“Happy” D-Day! Of any day, this is one to remember the 400,000+ American servicemen who gave the ultimate sacrifice to literally save the world in WWII and the thousands who died exactly 70 years ago today to make a tiny toe-hold on the European continent. Of course our DC-3/C-47 participated in and supported the D-Day invasion and one or more of the 5 patched bullet holes still in her may very well have come from over the countryside of France…
Back to the present… we have made a little more progress on the hangar renovation in recent weeks. When the FAA renovated our Yakutat Hangar in 1958 and ’59, they corrected a design problem for our particular location – we get more snow than anywhere else these hangars were built. The stepped-down original design caused the snow on the higher hangar bay roof to calve off and crush the office building roof 15 or so feet below it. They extended the roofline of the hangar bay out to the outside, creating a wasted space on the 3rd floor (and future home to my 2-lane bowling alley), but solving the snow crushing problem.

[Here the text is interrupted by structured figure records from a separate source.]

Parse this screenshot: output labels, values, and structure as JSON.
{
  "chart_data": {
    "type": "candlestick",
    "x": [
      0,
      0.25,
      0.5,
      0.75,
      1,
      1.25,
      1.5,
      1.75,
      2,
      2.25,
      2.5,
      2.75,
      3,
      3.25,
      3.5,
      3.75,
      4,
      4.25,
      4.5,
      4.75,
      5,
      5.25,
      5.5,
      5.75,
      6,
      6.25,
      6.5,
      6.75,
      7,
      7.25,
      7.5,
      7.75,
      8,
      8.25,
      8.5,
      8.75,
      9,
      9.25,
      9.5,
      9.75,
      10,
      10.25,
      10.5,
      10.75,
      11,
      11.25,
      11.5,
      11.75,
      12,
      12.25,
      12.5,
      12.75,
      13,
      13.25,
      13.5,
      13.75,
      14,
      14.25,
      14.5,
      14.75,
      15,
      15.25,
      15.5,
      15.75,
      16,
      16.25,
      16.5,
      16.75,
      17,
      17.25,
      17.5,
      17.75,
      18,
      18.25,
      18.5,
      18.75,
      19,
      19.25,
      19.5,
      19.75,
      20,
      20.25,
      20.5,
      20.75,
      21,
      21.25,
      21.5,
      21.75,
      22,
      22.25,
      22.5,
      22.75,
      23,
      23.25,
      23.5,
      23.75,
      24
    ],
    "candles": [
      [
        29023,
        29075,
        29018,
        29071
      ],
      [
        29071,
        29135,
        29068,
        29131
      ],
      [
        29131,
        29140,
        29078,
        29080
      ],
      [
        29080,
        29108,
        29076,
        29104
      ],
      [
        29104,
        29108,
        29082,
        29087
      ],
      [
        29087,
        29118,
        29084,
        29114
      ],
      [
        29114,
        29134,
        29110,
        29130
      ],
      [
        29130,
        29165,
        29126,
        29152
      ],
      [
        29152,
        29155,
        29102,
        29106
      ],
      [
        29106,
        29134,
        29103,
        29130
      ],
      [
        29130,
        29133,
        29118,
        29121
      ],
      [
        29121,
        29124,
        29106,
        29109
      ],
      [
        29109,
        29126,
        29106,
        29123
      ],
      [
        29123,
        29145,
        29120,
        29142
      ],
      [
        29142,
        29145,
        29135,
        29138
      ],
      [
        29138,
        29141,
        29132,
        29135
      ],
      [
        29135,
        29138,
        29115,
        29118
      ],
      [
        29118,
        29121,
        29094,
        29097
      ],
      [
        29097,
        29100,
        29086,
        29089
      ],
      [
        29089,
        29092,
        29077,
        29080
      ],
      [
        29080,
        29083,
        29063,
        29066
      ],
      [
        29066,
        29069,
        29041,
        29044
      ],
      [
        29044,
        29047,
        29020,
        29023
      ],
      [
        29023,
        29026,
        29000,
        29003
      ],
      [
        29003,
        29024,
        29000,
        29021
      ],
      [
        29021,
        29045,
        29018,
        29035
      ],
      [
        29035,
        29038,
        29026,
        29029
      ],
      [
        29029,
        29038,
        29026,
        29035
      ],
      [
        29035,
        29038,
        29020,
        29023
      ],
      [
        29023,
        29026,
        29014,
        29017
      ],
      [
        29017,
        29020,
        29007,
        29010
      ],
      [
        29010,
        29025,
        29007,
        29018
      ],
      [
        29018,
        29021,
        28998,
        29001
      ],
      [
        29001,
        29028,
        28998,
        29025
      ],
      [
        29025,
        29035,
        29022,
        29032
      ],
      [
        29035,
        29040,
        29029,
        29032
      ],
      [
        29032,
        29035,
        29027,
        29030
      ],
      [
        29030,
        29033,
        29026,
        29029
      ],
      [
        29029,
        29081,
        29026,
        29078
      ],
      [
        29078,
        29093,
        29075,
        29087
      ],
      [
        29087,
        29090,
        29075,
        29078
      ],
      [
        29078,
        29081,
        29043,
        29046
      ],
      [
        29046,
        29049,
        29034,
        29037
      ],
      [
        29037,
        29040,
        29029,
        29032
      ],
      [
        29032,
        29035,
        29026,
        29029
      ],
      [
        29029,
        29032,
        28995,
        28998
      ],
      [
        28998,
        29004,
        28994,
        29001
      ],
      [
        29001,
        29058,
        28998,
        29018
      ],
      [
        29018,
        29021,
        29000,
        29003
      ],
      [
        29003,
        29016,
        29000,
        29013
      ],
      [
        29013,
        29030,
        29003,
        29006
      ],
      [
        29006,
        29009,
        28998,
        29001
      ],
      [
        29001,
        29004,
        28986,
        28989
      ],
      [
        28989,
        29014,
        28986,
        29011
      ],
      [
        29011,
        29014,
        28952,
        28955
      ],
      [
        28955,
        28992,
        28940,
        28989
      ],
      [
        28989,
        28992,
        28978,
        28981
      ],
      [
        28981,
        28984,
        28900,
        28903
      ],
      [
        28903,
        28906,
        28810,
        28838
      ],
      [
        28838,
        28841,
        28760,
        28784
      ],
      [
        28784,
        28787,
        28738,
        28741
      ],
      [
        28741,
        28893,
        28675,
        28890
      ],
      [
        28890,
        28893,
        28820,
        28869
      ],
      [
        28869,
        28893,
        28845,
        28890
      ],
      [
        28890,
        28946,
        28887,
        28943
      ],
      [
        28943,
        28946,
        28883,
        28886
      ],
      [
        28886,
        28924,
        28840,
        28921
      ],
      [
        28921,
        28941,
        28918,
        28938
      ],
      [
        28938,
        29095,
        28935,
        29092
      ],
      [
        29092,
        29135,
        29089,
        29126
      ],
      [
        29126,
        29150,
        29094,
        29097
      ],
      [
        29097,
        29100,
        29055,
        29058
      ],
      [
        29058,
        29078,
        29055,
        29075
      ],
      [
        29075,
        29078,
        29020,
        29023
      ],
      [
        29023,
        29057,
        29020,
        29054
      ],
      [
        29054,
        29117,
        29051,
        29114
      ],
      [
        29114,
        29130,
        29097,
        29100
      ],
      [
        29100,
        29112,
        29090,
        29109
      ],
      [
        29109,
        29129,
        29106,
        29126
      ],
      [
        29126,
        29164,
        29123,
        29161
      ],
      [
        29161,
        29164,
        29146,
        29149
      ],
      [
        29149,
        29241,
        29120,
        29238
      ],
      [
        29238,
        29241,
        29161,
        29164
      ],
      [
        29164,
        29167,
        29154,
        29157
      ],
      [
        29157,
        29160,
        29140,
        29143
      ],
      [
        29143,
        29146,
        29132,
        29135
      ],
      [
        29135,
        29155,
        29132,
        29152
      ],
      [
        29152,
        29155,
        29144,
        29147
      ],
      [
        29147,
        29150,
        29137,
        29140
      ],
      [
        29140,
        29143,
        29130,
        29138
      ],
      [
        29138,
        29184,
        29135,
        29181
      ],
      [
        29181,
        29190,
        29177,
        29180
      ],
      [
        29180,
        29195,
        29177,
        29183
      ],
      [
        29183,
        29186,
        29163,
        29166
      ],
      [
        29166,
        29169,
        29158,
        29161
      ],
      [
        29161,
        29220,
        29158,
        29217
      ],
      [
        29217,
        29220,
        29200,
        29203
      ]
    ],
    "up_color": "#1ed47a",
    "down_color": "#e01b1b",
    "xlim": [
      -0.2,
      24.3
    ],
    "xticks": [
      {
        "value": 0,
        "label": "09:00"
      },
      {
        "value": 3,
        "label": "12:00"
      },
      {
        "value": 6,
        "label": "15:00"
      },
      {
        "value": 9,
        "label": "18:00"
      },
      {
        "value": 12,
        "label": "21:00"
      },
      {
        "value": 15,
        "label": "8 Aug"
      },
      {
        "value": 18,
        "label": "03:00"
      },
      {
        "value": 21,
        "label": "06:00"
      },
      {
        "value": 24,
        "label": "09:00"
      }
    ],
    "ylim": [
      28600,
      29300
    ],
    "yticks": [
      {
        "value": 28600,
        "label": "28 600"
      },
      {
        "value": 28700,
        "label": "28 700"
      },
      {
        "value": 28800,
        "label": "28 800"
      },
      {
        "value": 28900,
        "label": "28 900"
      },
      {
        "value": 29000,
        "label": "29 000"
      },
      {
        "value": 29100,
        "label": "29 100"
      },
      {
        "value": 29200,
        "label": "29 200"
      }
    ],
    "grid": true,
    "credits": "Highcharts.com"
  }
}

New problems arose with the roof drainage pipes having to be rerouted from the new low spot to the old downspouts. Over the decades, the seals of the segmented cast iron pipes eroded and leaked. All the rot of the movie theater floor was caused by these little drippy leaks, when no one bothered to fix or patch the leaks. On the side of the fly shop, someone at the State did remove the cast pipes and replace them with PVC, but there were still a few leaks here and there. Large portions of the PVC exploded a few years ago (right before we opened the fly shop) and we patched those sections patched as best we could.
The lines dropped down into the hangar bay and poked out the back side of the hangar. When the snow piles up in winter and then turns to rain (which is most of the winter…), the wall of snow and ice back there prevents the water from flowing away from the building and usually ends up flooding the hangar bay. We spent most of this past winter with 4 inches of polished solid ice covering the back half of the bay, gluing all my pallets and boxes of construction supplies and tools to the floor.
We have finally fixed one side of the building’s drainage problems! We took out the entire run of 6″ PVC and replaced it. Two big rains since then and still no leaks anywhere. The PVC part was relatively easy, although we still have to do the final leveling and putting in the proper brackets. Right now it is still mostly held up by rope. The hard part was opening up the outside wall to poke the pipe through the siding and get the water outside the building as straight and quickly as possible.
The original design had a two-sided wall at the ends of the office buildings. Not sure what purpose it served, but we had two layers of concrete siding to penetrate. Notice I’m calling it “concrete siding” instead of “asbestos siding”? You don’t look at the concrete slab on the floor and call it “steel rebar slab” because of the reinforcement material, do you? No! It is concrete! So our 1/2 inch thick corrugated concrete siding happens to have a little reinforcement fiber in it… Concrete/asbestos siding like this is technically encapsulated and not a hazard unless you drill or grind it up to aerosolize the fibers, which we are not doing. The problem is its weight, not the material!
OK, that was a lot of set-up… If you are still with me, here are the progression photos:
We sold just a single candy bar yesterday in the fly shop, but we’re still keeping ourselves busy… This may help explain my three week silence though.